BYD Workers Lead Mass Strikes to Challenge Wage Cuts and Broken Promises: Thousands of workers at BYD’s factories in Wuxi and Chengdu walked off the job in late March and early April 2025, protesting steep pay cuts and deteriorating working conditions.
Hong Kong court blocks activist jailed under nat. sec law from appealing for lighter sentence: Joseph John, also known as Wong Kin-chung, was the leader of the now-dissolved Hong Kong Independence Party. He had been sentenced to five years in jail last year after pleading guilty to conspiring to incite secession.

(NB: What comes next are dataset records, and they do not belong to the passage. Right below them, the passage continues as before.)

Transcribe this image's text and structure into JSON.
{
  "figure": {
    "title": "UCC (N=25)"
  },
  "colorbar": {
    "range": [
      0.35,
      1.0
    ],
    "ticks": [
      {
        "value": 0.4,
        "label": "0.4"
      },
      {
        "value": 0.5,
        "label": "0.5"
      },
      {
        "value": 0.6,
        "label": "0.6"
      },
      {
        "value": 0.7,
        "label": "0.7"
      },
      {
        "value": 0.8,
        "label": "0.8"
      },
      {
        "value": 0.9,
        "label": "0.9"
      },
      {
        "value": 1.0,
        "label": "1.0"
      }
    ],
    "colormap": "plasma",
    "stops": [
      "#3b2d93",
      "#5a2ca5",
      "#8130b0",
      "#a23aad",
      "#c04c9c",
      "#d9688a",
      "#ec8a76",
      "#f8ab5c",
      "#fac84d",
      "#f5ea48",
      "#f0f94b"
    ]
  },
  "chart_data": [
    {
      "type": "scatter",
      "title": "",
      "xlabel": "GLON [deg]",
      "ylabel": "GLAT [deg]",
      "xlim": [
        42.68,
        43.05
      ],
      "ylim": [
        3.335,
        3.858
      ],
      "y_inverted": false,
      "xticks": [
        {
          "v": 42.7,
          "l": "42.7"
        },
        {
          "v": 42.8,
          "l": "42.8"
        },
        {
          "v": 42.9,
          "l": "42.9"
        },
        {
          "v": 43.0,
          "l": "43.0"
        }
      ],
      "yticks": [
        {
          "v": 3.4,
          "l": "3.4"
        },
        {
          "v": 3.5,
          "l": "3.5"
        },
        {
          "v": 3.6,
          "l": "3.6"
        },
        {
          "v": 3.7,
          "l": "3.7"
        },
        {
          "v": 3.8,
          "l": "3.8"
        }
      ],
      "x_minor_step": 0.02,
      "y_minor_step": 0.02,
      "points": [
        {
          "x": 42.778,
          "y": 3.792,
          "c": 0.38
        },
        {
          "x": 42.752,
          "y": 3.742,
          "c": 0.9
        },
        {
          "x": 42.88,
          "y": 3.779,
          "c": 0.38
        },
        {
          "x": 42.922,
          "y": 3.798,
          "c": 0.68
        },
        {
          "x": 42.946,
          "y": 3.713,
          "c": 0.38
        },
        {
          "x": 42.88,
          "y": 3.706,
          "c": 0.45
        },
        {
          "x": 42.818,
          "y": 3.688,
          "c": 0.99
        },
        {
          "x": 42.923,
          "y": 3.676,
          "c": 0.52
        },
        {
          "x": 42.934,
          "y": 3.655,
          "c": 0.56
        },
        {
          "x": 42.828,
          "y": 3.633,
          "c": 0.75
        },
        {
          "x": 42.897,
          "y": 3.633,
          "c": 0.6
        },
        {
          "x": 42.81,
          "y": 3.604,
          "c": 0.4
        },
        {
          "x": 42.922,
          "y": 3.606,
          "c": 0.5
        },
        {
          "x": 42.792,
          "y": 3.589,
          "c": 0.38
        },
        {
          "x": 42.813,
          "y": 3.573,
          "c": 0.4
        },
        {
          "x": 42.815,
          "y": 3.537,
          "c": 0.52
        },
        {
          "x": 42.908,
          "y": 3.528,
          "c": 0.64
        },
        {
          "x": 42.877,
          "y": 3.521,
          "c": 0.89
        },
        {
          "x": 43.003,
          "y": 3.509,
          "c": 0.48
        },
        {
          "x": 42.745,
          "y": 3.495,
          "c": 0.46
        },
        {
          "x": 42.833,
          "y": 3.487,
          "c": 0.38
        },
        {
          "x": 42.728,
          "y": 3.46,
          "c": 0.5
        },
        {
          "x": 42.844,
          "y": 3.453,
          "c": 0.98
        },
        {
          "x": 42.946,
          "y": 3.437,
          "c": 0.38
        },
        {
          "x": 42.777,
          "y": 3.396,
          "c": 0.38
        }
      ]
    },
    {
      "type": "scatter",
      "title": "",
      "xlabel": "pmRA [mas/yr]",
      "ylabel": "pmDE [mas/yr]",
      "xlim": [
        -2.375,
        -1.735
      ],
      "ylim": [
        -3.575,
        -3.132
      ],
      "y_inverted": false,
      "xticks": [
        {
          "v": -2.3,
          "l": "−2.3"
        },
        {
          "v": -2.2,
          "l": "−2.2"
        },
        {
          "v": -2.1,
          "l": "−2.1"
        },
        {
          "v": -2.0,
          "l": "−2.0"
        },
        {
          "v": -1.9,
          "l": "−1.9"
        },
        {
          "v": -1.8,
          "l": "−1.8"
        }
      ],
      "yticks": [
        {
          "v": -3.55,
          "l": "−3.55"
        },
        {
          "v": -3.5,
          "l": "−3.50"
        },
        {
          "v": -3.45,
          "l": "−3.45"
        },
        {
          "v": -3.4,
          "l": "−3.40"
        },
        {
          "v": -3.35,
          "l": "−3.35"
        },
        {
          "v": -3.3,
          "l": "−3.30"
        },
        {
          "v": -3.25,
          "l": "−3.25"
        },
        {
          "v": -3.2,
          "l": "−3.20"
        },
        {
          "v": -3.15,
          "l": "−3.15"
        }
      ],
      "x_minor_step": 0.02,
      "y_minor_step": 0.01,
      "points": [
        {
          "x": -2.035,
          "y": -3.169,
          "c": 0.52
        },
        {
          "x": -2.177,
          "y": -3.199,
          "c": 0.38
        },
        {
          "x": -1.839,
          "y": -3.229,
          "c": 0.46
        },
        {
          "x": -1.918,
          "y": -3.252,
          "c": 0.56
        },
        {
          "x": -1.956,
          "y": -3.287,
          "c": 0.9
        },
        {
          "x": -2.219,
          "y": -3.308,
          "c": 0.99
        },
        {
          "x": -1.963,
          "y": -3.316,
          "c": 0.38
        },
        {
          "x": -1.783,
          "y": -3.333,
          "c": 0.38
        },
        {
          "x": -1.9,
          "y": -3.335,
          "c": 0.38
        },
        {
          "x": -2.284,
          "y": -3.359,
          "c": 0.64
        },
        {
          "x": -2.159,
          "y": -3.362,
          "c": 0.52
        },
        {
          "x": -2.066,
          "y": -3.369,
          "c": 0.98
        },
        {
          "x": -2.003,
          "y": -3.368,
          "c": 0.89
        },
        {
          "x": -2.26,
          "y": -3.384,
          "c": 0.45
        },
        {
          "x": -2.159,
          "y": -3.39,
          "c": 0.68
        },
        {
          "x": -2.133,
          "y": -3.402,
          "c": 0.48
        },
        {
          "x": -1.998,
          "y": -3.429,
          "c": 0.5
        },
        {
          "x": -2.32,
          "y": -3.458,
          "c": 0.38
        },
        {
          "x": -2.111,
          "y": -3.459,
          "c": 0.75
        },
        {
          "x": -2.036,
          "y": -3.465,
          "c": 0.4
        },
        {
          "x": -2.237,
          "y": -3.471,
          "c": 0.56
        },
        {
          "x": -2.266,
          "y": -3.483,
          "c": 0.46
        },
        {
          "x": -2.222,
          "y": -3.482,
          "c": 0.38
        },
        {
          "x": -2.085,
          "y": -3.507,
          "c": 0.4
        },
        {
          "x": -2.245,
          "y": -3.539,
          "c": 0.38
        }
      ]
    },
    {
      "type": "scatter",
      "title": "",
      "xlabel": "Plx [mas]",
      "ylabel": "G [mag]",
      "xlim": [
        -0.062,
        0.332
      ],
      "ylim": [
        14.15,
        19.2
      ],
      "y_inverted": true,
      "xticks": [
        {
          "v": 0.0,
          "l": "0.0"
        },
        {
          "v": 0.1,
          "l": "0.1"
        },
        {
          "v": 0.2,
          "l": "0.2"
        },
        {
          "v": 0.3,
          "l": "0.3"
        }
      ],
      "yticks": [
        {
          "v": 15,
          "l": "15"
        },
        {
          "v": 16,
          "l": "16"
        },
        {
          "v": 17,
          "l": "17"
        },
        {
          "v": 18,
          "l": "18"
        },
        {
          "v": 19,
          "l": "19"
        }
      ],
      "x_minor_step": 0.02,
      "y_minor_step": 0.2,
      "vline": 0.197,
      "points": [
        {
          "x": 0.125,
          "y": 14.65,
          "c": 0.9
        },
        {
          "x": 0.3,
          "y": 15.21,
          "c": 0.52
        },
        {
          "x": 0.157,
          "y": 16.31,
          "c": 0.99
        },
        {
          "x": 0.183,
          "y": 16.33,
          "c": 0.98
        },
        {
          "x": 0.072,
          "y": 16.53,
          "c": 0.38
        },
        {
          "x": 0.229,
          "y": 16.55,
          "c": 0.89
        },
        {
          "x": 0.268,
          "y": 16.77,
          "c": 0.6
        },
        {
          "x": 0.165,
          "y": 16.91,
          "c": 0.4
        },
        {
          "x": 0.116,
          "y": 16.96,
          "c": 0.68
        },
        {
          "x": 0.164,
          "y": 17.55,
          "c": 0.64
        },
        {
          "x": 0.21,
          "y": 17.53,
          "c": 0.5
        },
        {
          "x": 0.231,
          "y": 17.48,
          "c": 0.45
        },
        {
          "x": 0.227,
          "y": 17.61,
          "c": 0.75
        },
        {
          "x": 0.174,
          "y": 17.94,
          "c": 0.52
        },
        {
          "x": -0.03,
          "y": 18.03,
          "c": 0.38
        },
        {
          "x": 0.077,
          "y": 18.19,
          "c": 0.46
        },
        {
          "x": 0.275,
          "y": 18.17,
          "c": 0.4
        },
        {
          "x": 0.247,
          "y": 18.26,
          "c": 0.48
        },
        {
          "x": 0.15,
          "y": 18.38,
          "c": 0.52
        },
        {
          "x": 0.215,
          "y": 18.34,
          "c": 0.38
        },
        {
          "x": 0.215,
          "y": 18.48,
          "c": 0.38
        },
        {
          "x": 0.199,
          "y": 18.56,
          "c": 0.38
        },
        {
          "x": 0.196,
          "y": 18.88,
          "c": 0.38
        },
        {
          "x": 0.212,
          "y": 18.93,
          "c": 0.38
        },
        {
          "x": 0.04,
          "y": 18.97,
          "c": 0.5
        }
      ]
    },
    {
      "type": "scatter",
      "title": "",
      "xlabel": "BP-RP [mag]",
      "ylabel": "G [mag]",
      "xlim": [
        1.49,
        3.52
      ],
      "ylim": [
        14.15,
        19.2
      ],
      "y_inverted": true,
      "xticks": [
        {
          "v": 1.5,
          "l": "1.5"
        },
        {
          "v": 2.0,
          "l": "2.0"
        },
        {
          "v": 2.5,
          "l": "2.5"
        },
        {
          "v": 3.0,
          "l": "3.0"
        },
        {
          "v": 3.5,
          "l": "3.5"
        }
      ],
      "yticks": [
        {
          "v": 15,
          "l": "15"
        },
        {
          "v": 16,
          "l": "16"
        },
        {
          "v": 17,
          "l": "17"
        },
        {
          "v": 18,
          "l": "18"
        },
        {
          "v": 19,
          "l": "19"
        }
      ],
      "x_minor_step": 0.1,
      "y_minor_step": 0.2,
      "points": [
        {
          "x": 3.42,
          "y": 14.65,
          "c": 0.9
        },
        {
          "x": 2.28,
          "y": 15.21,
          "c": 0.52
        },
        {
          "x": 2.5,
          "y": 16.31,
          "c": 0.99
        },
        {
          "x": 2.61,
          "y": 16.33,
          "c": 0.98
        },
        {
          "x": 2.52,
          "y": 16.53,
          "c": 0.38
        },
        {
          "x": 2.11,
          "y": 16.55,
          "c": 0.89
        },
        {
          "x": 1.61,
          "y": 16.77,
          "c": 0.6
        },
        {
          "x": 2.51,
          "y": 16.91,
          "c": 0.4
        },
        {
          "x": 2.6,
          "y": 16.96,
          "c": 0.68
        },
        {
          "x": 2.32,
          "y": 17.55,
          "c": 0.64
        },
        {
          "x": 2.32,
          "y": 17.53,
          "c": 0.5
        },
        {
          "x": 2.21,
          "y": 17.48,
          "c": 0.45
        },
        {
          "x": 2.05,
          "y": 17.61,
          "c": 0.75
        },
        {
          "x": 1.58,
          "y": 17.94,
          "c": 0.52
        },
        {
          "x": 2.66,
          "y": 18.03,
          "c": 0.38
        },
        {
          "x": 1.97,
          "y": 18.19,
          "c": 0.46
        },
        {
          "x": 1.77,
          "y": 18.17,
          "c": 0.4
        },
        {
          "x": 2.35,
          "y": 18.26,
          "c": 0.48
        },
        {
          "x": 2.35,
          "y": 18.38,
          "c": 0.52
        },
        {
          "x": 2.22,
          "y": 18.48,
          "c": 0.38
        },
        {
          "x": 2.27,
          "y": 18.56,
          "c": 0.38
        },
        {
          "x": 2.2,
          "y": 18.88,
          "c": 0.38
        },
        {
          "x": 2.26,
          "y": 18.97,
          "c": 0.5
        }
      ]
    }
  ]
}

Hong Kong schools on ‘frontline’ of preventing ‘soft resistance,’ education minister says: Therefor, schools in Hong Kong should cultivate patriotism among students and step up training for teachers to prevent “hostile forces from infiltrating schools,” Secretary for Education Christine Choi said.
China’s Reach & Internal Control 中国: 内控与外扩
China to retaliate with sanctions on US officials, NGO leaders over Hong Kong issues: This was seen as a tit-for-tat response to the U.S. which in March sanctioned six Chinese and Hong Kong officials whom it alleged were involved in transnational repression and acts threatening to further erode Hong Kong’s autonomy.
International Responses 国际反应
Uyghur rights group calls on hotel chains not to ‘sanitise’ China abuses in Xinjiang: According to a new report by the Uyghur Human Rights Project, almost 200 international hotels operating or planning to operate in Xinjiang coincides with the Chinese government’s effort to push Xinjiang as a tourist destination.